The German writer and illustrator told me that he had paid thousands of dollars to cover the vet bills for the cat. He did not care about the cat. In fact, he made a living drawing cats. I was glad that I could draw pictures for him.

After reading this interesting article, I realized that I should look up the world's oldest indoor cats. My search led me to the Cat Fanciers Museum in Dusseldorf, Germany. Here, the world's oldest cats are on display. They are much older than my cats Z scholar. There are several breeds on display including Felis silvestris, and the world's oldest domestic cat, called Neofelis berberis. These cats lived along the same path as our German friend the Z scholar.

While in Dusseldorf, I took a ride on the local train. On board the train were many tourists from the US and Great Britain. As I looked out the window, I could see a number of cats sleeping at the windows. I wondered how long they had been there, if they were domesticated or bred from other countries. One day, I will write about these amazing cats.
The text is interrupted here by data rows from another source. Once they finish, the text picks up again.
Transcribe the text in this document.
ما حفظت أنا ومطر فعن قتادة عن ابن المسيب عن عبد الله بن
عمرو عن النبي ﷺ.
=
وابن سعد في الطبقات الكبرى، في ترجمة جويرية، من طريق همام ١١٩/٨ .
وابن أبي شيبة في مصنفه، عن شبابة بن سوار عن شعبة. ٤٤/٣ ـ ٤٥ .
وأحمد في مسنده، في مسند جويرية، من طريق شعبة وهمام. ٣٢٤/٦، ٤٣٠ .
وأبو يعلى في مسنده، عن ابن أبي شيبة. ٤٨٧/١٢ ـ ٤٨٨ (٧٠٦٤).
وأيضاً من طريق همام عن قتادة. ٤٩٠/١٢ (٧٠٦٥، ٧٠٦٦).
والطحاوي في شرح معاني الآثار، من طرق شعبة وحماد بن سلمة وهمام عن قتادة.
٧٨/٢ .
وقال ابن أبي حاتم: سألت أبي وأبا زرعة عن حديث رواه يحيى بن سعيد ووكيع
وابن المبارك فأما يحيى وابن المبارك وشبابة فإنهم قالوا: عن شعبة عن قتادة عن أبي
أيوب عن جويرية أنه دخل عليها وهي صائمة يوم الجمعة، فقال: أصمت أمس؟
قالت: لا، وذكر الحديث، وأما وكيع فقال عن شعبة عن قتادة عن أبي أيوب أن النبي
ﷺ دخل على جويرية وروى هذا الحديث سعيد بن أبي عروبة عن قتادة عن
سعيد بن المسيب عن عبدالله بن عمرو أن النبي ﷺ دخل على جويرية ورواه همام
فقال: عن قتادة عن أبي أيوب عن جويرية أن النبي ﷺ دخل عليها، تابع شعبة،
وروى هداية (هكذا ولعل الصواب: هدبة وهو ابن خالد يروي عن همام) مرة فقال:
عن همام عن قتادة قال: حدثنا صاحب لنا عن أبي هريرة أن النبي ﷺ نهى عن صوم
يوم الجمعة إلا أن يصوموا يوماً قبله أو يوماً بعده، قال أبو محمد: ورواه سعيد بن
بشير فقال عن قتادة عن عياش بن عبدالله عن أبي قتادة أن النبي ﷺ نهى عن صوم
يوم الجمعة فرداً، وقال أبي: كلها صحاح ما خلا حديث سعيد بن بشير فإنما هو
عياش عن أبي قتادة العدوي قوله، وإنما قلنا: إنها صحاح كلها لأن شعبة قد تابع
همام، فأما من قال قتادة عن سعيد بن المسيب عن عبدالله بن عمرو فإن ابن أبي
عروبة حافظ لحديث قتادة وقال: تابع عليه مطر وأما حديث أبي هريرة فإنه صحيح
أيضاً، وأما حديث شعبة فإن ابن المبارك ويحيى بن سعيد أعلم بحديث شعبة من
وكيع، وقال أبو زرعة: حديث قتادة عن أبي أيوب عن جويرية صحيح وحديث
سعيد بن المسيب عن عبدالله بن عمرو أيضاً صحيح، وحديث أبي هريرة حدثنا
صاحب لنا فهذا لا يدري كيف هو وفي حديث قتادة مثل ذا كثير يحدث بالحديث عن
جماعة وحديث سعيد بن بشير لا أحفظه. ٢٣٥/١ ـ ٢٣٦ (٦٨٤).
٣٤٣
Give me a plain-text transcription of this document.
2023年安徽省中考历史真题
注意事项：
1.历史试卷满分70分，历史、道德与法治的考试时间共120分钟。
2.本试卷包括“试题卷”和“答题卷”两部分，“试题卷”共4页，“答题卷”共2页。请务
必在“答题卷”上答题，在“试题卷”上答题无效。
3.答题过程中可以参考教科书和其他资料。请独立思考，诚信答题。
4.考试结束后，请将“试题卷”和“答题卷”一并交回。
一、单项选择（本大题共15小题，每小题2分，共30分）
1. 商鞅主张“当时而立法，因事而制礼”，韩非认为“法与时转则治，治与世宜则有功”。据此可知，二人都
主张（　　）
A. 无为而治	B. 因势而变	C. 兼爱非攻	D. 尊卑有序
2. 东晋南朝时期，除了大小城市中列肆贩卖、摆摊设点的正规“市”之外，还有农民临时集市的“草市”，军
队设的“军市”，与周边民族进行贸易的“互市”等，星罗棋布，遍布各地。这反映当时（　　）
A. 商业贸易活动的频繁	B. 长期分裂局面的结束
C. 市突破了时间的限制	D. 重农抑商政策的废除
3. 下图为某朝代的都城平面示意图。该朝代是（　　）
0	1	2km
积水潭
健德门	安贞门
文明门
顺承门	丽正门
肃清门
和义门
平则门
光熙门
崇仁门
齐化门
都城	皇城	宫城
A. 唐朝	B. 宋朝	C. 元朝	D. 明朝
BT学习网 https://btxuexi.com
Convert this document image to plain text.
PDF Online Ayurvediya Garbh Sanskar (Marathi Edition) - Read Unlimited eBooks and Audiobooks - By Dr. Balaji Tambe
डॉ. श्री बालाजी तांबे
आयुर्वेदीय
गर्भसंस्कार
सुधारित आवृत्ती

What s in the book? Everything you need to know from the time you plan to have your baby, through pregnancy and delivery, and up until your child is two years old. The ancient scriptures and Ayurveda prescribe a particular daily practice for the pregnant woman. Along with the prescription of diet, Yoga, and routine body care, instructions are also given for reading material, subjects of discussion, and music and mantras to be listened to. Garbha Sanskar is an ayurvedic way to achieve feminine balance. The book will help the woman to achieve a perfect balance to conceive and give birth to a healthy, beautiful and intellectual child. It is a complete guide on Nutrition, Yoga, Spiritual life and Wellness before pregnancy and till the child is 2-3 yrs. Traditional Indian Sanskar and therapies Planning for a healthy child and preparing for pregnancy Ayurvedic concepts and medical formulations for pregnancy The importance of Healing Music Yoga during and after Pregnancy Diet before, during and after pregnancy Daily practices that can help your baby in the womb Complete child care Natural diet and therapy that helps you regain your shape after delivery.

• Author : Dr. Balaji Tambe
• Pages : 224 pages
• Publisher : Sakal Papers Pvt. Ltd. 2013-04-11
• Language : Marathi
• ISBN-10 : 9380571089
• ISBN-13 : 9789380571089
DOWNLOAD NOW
During my trip to Germany, I met a number of interesting characters. A woman who was working as a tour guide was excited to share with me her cats, which were much older than the Z scholar. She told me that she got them from Europe in the late 1800s. She named them after her cats, which she said were the first cats to greet visitors at the castle in Dusseldorf. At one time, there were about 40 cats living there.

In addition to the cats mentioned above, the museum has a number of other exotic cats. Among these are the Siamese, the Persian, and the Bobcat. The Bobcat is probably the most famous European feline, a fact that I found out while I was there.

As you can see, cats like the Z scholar can be found all over the place. Germany has provided me with many fascinating stories about cats. Next I will write about the cats of the United Kingdom. I hope that you will be inspired by what I have to tell.